En fín, que el estado parece que pretende regular cualquier actividad que surja al margen o en contra del poder que detenta, seguir indicándonos que tenemos que hacer y como, para poder seguir manteniéndonos en una situación de eterna adolescencia.
Un abrazo
Estamos en Orwell y su ficción (o pronóstico) de «1984». Una sociedad infantilizada, ignorante (más allá de las «apps») y cómoda (o resignada). Se lo hemos puesto así de fácil a los «poderes constituídos» para que nos regulen en todas las formas. Nos consideran manipulables, sometidos y, sobre todo, irresponsables, tanto personal como profesionalmente. ¿De donde han salido los llamados «protocolos» de todo tipo? De la idea de tutela que es necesaria sobre quien no tiene conocimientos y, por tanto, iniciativa personal o profesional. El problema es que, quien los redacta, muchas veces carece también de experiencia o formación suficiente para que sean correctos. ¿Qué se hace entonces? Se los «sacraliza» desde los poderes y la supuesta responsabilidad se diluye entre todos ellos. ¡Se cumplieron los procotolos……! y ya está todo resuelto. En todo caso se dirá que conviene revisarlos.

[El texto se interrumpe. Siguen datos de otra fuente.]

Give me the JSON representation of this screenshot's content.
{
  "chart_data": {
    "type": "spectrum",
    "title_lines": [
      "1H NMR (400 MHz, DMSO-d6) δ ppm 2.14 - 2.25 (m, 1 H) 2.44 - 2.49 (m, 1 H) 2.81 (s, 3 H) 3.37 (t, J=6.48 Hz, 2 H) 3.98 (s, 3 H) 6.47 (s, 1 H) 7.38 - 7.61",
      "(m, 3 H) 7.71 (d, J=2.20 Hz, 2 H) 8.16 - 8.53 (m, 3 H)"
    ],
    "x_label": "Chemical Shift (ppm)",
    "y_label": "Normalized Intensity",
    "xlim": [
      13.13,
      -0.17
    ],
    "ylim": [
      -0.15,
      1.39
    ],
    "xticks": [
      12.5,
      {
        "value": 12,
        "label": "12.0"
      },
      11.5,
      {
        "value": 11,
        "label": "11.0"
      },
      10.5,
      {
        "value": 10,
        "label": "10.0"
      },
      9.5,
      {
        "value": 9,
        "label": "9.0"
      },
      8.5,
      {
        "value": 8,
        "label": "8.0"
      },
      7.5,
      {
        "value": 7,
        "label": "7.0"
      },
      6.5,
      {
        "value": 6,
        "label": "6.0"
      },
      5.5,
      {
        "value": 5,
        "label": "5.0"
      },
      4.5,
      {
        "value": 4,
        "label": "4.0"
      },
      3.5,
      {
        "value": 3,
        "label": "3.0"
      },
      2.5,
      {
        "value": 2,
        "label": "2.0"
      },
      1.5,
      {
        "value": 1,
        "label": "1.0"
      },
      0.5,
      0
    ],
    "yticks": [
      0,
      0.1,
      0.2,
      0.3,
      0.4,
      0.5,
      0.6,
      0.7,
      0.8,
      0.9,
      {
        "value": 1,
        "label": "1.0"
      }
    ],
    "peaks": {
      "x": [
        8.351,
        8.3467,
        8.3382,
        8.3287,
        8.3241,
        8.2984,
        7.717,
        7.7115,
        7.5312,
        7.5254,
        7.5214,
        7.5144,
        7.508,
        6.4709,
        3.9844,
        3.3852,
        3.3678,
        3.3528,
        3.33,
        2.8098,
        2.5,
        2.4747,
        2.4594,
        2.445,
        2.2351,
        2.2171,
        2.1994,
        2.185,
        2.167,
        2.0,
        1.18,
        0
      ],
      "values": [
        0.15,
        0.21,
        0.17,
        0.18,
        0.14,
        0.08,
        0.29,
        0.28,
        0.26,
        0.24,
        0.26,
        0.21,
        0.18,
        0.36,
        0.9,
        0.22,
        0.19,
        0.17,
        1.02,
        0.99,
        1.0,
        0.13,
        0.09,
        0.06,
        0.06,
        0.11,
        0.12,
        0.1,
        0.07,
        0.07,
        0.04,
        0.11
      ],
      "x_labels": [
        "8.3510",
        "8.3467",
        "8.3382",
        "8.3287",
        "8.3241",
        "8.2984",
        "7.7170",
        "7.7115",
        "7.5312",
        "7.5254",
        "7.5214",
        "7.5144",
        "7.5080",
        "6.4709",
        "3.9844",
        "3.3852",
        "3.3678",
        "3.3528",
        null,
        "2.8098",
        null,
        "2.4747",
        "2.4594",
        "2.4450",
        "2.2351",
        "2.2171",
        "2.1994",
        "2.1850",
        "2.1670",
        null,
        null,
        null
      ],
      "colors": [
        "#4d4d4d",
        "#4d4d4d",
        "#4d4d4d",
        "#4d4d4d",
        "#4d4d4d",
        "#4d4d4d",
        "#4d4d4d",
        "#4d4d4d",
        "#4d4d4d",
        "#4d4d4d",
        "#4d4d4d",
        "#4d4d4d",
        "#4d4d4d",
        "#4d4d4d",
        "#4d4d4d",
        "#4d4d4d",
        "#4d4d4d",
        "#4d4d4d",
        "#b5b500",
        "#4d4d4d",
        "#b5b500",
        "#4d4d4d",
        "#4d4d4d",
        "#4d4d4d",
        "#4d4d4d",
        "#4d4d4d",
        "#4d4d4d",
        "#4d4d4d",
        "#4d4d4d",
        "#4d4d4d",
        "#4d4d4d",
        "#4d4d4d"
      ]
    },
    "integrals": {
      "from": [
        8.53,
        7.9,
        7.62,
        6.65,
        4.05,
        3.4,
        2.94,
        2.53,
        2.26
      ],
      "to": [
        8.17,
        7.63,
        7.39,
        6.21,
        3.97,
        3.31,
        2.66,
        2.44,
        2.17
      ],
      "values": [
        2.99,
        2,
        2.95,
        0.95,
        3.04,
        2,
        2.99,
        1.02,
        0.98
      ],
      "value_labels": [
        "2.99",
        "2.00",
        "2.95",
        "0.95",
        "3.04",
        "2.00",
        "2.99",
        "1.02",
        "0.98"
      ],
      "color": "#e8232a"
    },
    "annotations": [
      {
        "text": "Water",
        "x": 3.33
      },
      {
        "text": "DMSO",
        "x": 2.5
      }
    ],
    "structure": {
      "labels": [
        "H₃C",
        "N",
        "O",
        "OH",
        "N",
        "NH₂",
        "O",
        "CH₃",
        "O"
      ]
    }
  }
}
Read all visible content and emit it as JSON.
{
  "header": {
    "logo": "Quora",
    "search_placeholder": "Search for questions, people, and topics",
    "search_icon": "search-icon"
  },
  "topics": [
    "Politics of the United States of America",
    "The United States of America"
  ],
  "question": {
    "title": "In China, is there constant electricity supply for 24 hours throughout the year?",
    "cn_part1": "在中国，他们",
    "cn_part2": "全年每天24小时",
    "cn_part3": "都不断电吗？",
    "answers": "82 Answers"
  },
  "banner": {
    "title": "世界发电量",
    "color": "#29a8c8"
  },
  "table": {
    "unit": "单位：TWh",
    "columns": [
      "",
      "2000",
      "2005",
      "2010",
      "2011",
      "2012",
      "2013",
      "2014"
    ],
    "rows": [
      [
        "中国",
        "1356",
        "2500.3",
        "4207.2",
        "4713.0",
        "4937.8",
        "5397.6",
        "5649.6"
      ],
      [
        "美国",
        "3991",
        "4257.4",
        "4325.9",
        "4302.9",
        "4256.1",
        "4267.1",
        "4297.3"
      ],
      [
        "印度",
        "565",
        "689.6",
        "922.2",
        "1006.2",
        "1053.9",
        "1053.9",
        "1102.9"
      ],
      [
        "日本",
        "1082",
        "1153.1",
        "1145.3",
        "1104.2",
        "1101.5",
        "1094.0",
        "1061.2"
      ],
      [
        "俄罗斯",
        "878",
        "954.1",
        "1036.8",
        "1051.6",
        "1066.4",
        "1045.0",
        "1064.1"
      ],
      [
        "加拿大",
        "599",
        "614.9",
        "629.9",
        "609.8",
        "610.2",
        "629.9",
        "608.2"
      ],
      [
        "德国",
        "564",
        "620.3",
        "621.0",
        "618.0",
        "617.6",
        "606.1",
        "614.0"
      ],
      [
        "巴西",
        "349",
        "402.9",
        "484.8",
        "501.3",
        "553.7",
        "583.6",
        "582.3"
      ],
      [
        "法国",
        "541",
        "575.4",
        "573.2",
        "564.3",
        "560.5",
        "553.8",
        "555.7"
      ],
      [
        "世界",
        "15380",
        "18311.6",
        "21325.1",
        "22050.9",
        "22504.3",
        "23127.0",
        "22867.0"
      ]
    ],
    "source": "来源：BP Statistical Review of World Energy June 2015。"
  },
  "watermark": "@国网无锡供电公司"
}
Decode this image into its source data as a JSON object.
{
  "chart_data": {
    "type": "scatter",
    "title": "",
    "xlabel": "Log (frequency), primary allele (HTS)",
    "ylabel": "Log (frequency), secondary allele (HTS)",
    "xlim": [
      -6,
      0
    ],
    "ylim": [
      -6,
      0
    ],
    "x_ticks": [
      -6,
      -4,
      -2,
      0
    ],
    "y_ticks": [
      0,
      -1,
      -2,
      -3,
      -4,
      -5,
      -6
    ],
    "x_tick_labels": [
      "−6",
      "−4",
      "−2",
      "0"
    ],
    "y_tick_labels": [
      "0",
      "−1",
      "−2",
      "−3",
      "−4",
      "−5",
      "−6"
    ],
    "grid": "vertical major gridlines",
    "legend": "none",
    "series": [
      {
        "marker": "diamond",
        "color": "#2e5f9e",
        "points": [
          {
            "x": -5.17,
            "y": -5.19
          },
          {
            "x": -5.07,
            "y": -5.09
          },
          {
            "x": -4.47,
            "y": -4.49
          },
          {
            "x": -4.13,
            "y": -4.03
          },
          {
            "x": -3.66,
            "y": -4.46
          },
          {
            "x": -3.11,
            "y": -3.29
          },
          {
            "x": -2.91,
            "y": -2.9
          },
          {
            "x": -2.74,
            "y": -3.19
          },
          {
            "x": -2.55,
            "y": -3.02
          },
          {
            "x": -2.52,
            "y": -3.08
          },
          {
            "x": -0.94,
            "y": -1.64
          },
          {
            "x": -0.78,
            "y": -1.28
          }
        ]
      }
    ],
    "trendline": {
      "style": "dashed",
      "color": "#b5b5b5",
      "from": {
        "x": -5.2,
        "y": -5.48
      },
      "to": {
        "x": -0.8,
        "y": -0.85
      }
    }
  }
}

Las normas y regulaciones vienen también a justificar el trabajo de esa clase política o corporativa elitista que cobra diez veces (o mucho más) el salario de cualquier trabajador corriente.
En España no sólo tenemos las normas europeas y sus transposiciones (o no según convenga) a la normativa estatal. Tenemos una Constitución que ha sido y sigue siendo violada, retorcida y modificada por leyes de rango inferior; estatutos de autonomía, normas autonómicas, normas municipales…. en lo político. En cuanto a lo corporativo, tenemos intereses corporativos que se tapan entre sí por medio de normas impuestas a los ciudadanos que vestirán como les imponga la moda o las tendencias, que se alimentarán según les interese a la industria alimentario-farmacéutica, que vivirán y se formarán según el diseño impuesto por la industria de la comunicación, leerán los bodrios impuestos por la industria editorial, comprarán coches y artilugios sometidos a la obsolescencia programada, firmarán contratos impuestos por el prestador de servicios en régimen de oligopolio, harán colas para comprar el «último» invento tecnológico, creerán en los supuestos «expertos» oficiales u oficiosos y serán incapaces de saber donde está el norte y el sur si no es con el GPS…. Una sociedad etérea, sin pulso propio, donde lo más «cool» es jugar al parchís con los colegas. Una sociedad que necesita estar tutelada, que pone cara de asombro ante cualquier fenómeno natural y se agarra a eso llamado «cambio climático» (antes «calentamiento global»… con esta gota fría encima) y precisa la «seguridad» de que todo está (o puede estar) regulado. Hasta el clima…. Un saludo.
Muy de acuerdo con O’farril, 1.984, es un libro que con su prognosis, deja de ser un libro de ficción para convertirse en un libro profético.
Escasez, oligarquía y manipulación del lenguaje. Describiendo la desaparición de la democracia, en pos de dictaduras socialistas totalitarias.